The impact of the research will be maximised through protection of intellectual property, if appropriate. Previously I have worked on 15 patent families, and so am attuned of the requirements to protect valuable ideas at an early stage. Project partners TREL and idQuantique are the UK's leading companies in optical quantum technology, and offer a route to commercialisation (see Letters of Support).

SOCIETAL IMPACT

I will develop an enabling technology for applications in quantum communications, imaging and sensing. Quantum technologies have the potential to transform the UK with quantum key distribution offering personal communications secured by the laws of physics and quantum imaging offering unprecedented functionalities for autonomous cars' LIDAR.

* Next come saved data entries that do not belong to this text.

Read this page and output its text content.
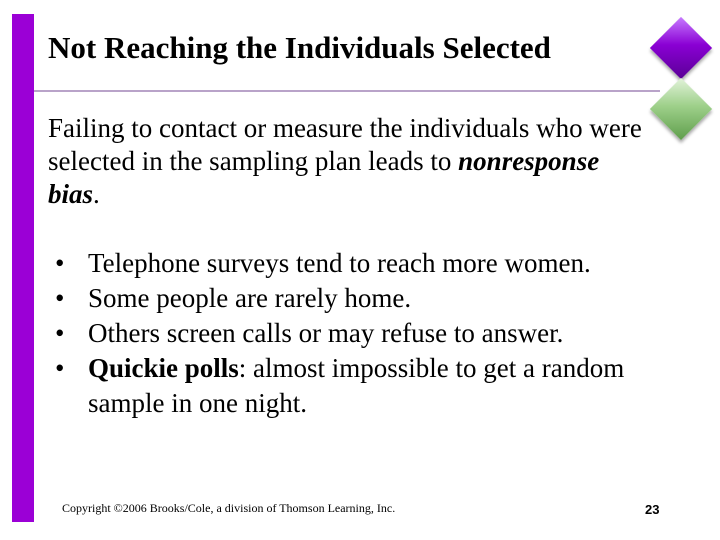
Not Reaching the Individuals Selected
Failing to contact or measure the individuals who were selected in the sampling plan leads to nonresponse bias.
• Telephone surveys tend to reach more women.
• Some people are rarely home.
• Others screen calls or may refuse to answer.
• Quickie polls: almost impossible to get a random sample in one night.
Copyright ©2006 Brooks/Cole, a division of Thomson Learning, Inc.	23
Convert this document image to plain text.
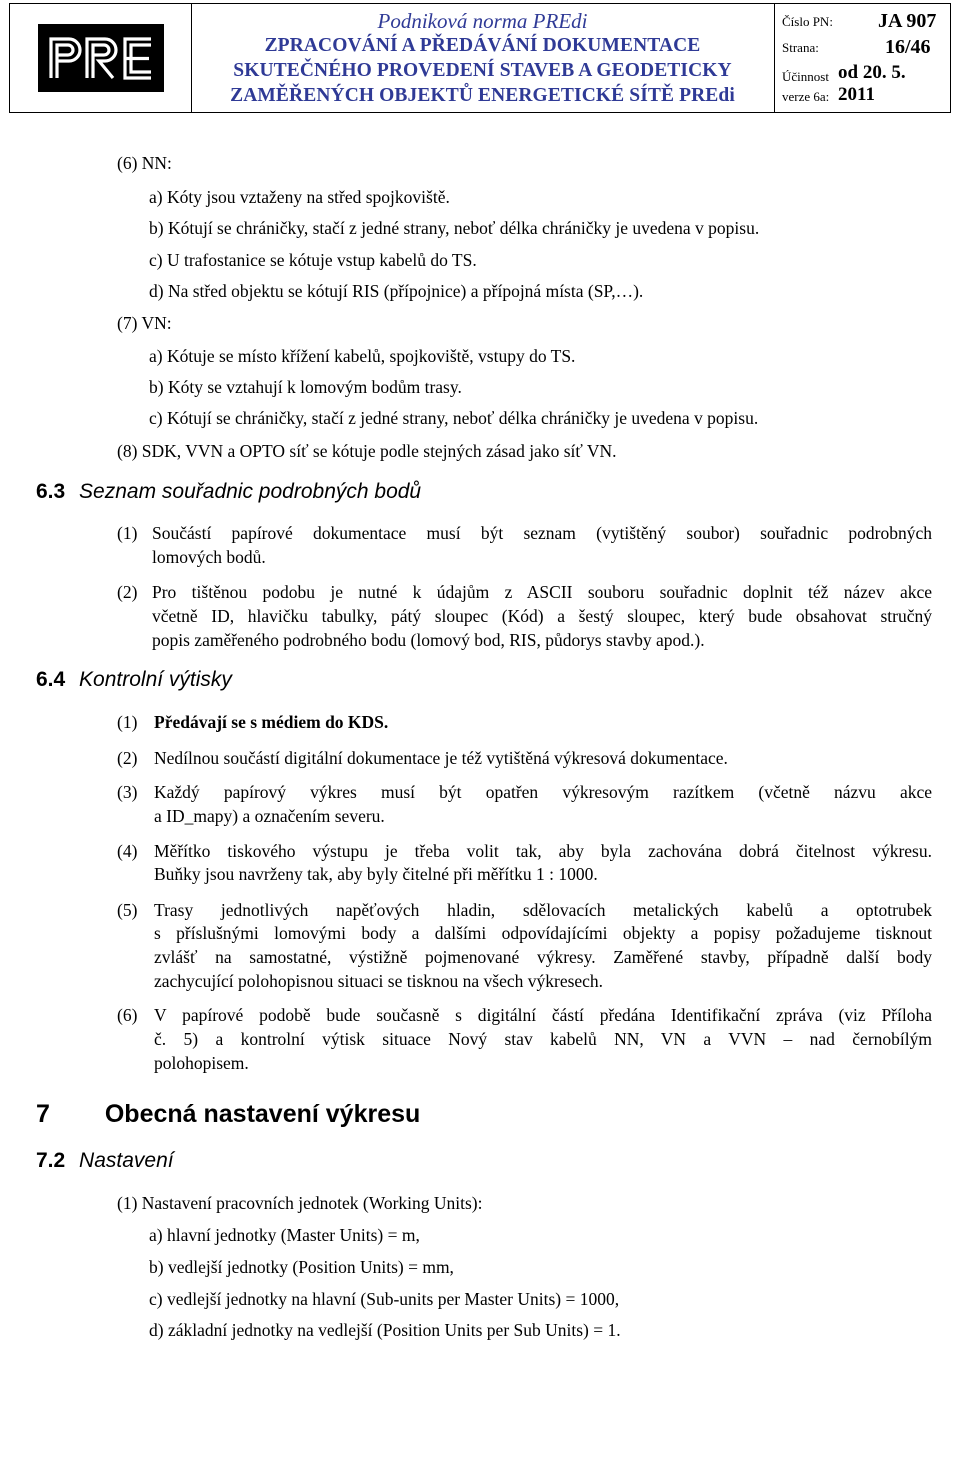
Podniková norma PREdi
ZPRACOVÁNÍ A PŘEDÁVÁNÍ DOKUMENTACE
SKUTEČNÉHO PROVEDENÍ STAVEB A GEODETICKY
ZAMĚŘENÝCH OBJEKTŮ ENERGETICKÉ SÍTĚ PREdi
Číslo PN: JA 907
Strana:	16/46
Účinnost od 20. 5. 2011
verze 6a:
(6) NN:
a) Kóty jsou vztaženy na střed spojkoviště.
b) Kótují se chráničky, stačí z jedné strany, neboť délka chráničky je uvedena v popisu.
c) U trafostanice se kótuje vstup kabelů do TS.
d) Na střed objektu se kótují RIS (přípojnice) a přípojná místa (SP,…).
(7) VN:
a) Kótuje se místo křížení kabelů, spojkoviště, vstupy do TS.
b) Kóty se vztahují k lomovým bodům trasy.
c) Kótují se chráničky, stačí z jedné strany, neboť délka chráničky je uvedena v popisu.
(8) SDK, VVN a OPTO síť se kótuje podle stejných zásad jako síť VN.
6.3 Seznam souřadnic podrobných bodů
(1) Součástí papírové dokumentace musí být seznam (vytištěný soubor) souřadnic podrobných
lomových bodů.
(2) Pro tištěnou podobu je nutné k údajům z ASCII souboru souřadnic doplnit též název akce
včetně ID, hlavičku tabulky, pátý sloupec (Kód) a šestý sloupec, který bude obsahovat stručný
popis zaměřeného podrobného bodu (lomový bod, RIS, půdorys stavby apod.).
6.4 Kontrolní výtisky
(1) Předávají se s médiem do KDS.
(2) Nedílnou součástí digitální dokumentace je též vytištěná výkresová dokumentace.
(3) Každý papírový výkres musí být opatřen výkresovým razítkem (včetně názvu akce
a ID_mapy) a označením severu.
(4) Měřítko tiskového výstupu je třeba volit tak, aby byla zachována dobrá čitelnost výkresu.
Buňky jsou navrženy tak, aby byly čitelné při měřítku 1 : 1000.
(5) Trasy jednotlivých napěťových hladin, sdělovacích metalických kabelů a optotrubek
s příslušnými lomovými body a dalšími odpovídajícími objekty a popisy požadujeme tisknout
zvlášť na samostatné, výstižně pojmenované výkresy. Zaměřené stavby, případně další body
zachycující polohopisnou situaci se tisknou na všech výkresech.
(6) V papírové podobě bude současně s digitální částí předána Identifikační zpráva (viz Příloha
č. 5) a kontrolní výtisk situace Nový stav kabelů NN, VN a VVN – nad černobílým
polohopisem.
7 Obecná nastavení výkresu
7.2 Nastavení
(1) Nastavení pracovních jednotek (Working Units):
a) hlavní jednotky (Master Units) = m,
b) vedlejší jednotky (Position Units) = mm,
c) vedlejší jednotky na hlavní (Sub-units per Master Units) = 1000,
d) základní jednotky na vedlejší (Position Units per Sub Units) = 1.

I will use my membership of the consortium running the second phase of the UK National Quantum Computing and Simulation Hub to keep up to date with the most challenging application areas. I will also show system-ready devices at the UK National Quantum Technology Showcase, held annually in London, seeking collaborators and end-users.

Through the School of Engineering Public Engagement Office I will arrange to present in front of the Welsh Assembly STEM working group on QT and at the "Science in the Senedd" events, where Assembly Members, journalists and the public are present. I will undertake communications training prior to these events to ensure I maximise impact.

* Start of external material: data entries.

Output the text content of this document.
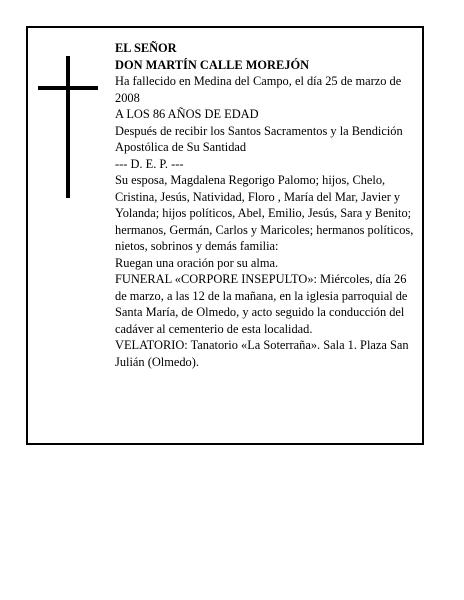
EL SEÑOR

DON MARTÍN CALLE MOREJÓN

Ha fallecido en Medina del Campo, el día 25 de marzo de 2008

A LOS 86 AÑOS DE EDAD

Después de recibir los Santos Sacramentos y la Bendición Apostólica de Su Santidad

--- D. E. P. ---

Su esposa, Magdalena Regorigo Palomo; hijos, Chelo, Cristina, Jesús, Natividad, Floro , María del Mar, Javier y Yolanda; hijos políticos, Abel, Emilio, Jesús, Sara y Benito; hermanos, Germán, Carlos y Maricoles; hermanos políticos, nietos, sobrinos y demás familia:

Ruegan una oración por su alma.

FUNERAL «CORPORE INSEPULTO»: Miércoles, día 26 de marzo, a las 12 de la mañana, en la iglesia parroquial de Santa María, de Olmedo, y acto seguido la conducción del cadáver al cementerio de esta localidad.

VELATORIO: Tanatorio «La Soterraña». Sala 1. Plaza San Julián (Olmedo).
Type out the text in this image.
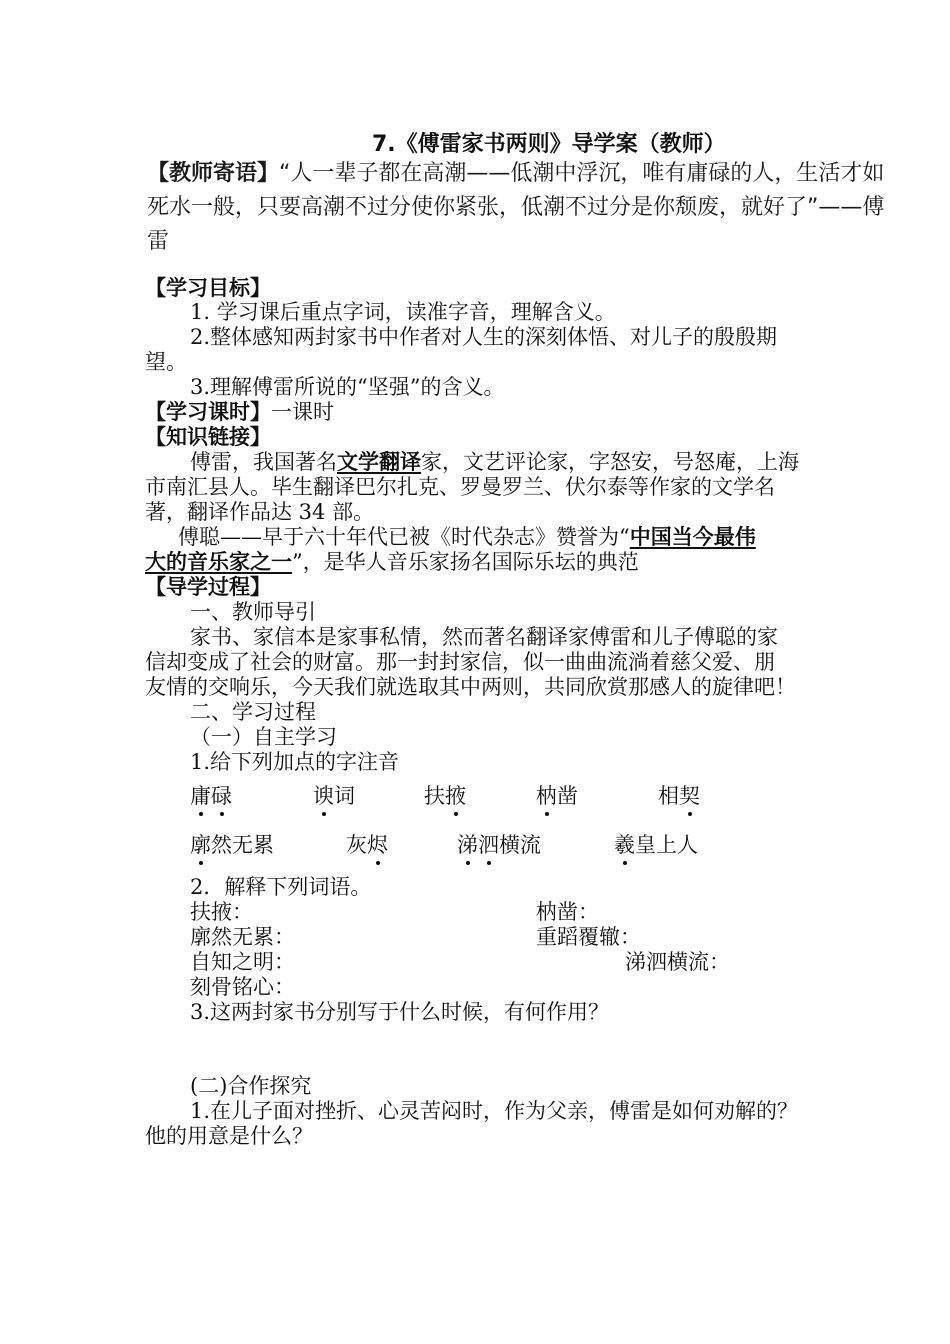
7.《傅雷家书两则》导学案（教师）
【教师寄语】“人一辈子都在高潮——低潮中浮沉，唯有庸碌的人，生活才如
死水一般，只要高潮不过分使你紧张，低潮不过分是你颓废，就好了”——傅
雷
【学习目标】
1. 学习课后重点字词，读准字音，理解含义。
2.整体感知两封家书中作者对人生的深刻体悟、对儿子的殷殷期
望。
3.理解傅雷所说的“坚强”的含义。
【学习课时】一课时
【知识链接】
傅雷，我国著名文学翻译家，文艺评论家，字怒安，号怒庵，上海
市南汇县人。毕生翻译巴尔扎克、罗曼罗兰、伏尔泰等作家的文学名
著，翻译作品达 34 部。
傅聪——早于六十年代已被《时代杂志》赞誉为“中国当今最伟
大的音乐家之一”，是华人音乐家扬名国际乐坛的典范
【导学过程】
一、教师导引
家书、家信本是家事私情，然而著名翻译家傅雷和儿子傅聪的家
信却变成了社会的财富。那一封封家信，似一曲曲流淌着慈父爱、朋
友情的交响乐，今天我们就选取其中两则，共同欣赏那感人的旋律吧！
二、学习过程
（一）自主学习
1.给下列加点的字注音
庸碌	谀词	扶掖	枘凿	相契
廓然无累	灰烬	涕泗横流	羲皇上人
2．解释下列词语。
扶掖：	枘凿：
廓然无累：	重蹈覆辙：
自知之明：	涕泗横流：
刻骨铭心：
3.这两封家书分别写于什么时候，有何作用？
(二)合作探究
1.在儿子面对挫折、心灵苦闷时，作为父亲，傅雷是如何劝解的？
他的用意是什么？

IMPACT IN KNOWLEDGE TRANSFER

This fellowship will enable me to transfer my knowledge and expertise by training PhDs and Postdocs to have the skills suitable for employment in research and development, further supporting an area of the UK economy facing an acute skills shortage. Trained experts are essential to maintain and grow the UK's engineering base and foster a strong, resilient and healthy nation.

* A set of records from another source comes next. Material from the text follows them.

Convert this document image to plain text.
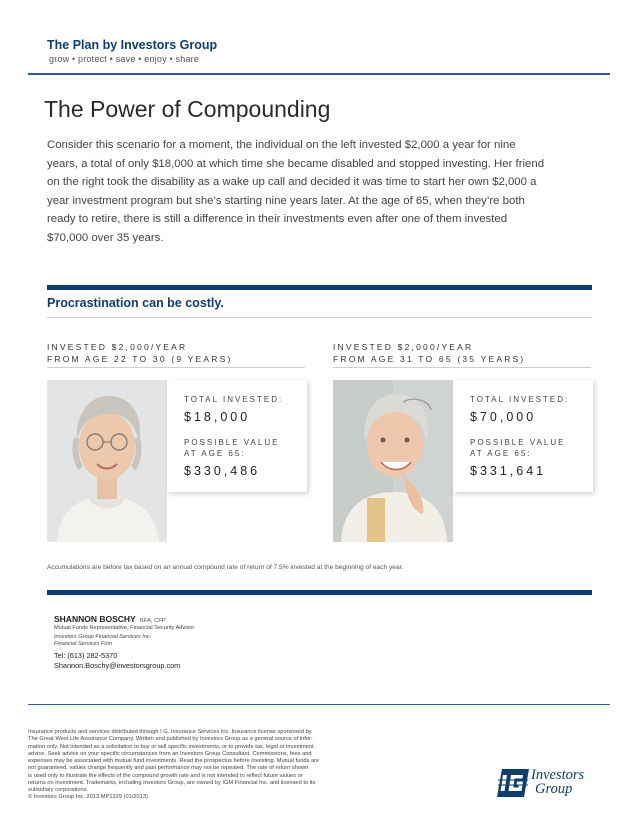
The Plan by Investors Group
grow • protect • save • enjoy • share
The Power of Compounding
Consider this scenario for a moment, the individual on the left invested $2,000 a year for nine
years, a total of only $18,000 at which time she became disabled and stopped investing. Her friend
on the right took the disability as a wake up call and decided it was time to start her own $2,000 a
year investment program but she’s starting nine years later. At the age of 65, when they’re both
ready to retire, there is still a difference in their investments even after one of them invested
$70,000 over 35 years.
Procrastination can be costly.
INVESTED $2,000/YEAR
FROM AGE 22 TO 30 (9 YEARS)
INVESTED $2,000/YEAR
FROM AGE 31 TO 65 (35 YEARS)
TOTAL INVESTED:
$18,000
POSSIBLE VALUE
AT AGE 65:
$330,486
TOTAL INVESTED:
$70,000
POSSIBLE VALUE
AT AGE 65:
$331,641
Accumulations are before tax based on an annual compound rate of return of 7.5% invested at the beginning of each year.
SHANNON BOSCHY BFA, CFP
Mutual Funds Representative, Financial Security Advisor
Investors Group Financial Services Inc.
Financial Services Firm
Tel: (613) 282-5370
Shannon.Boschy@investorsgroup.com
Insurance products and services distributed through I.G. Insurance Services Inc. Insurance license sponsored by
The Great-West Life Assurance Company. Written and published by Investors Group as a general source of infor-
mation only. Not intended as a solicitation to buy or sell specific investments, or to provide tax, legal or investment
advice. Seek advice on your specific circumstances from an Investors Group Consultant. Commissions, fees and
expenses may be associated with mutual fund investments. Read the prospectus before investing. Mutual funds are
not guaranteed, values change frequently and past performance may not be repeated. The rate of return shown
is used only to illustrate the effects of the compound growth rate and is not intended to reflect future values or
returns on investment. Trademarks, including Investors Group, are owned by IGM Financial Inc. and licensed to its
subsidiary corporations.
© Investors Group Inc. 2013 MP1329 (01/2013)
Investors
Group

The project is located in South Wales, where numerous initiatives in the field of Compound Semiconductors (CSs) are coordinated under the umbrella organisation "CS Connected". In particular, the CS Centre Ltd. will be used to grow the material used in this project. The CS Applications Catapult will package devices into robust, standardised housings that are essential for future incorporation into systems. Processing will occur in the University's Institute for CSs (ICS) cleanroom, which has a wafer scale processing line for GaN LEDs. Thus, the possibility of scaling up production of devices exists within a half hour journey from Cardiff. This cluster of expertise in the local area makes the project well placed to link into other initiatives in CSs. To push this I will showcase the project at regular events organised by partners of CS Connected, such as the annual Co-Innovate conferences organised by IQE plc.

PUBLIC ENGAGEMENT

Quantum Technology is an area that generates considerable public interest, and this work will be promoted with social media (@BennettLabCardiff), group webpage, press releases, topical reviews in general interest science/engineering magazines and through engagement with science journalists. I will also develop a show on the science of mobile phones with Cardiff social enterprise Science-made-Simple for use in secondary schools and science fairs. This will introduce students to the concepts of coloured LEDs, radiation and crystals through a technology they are excited about.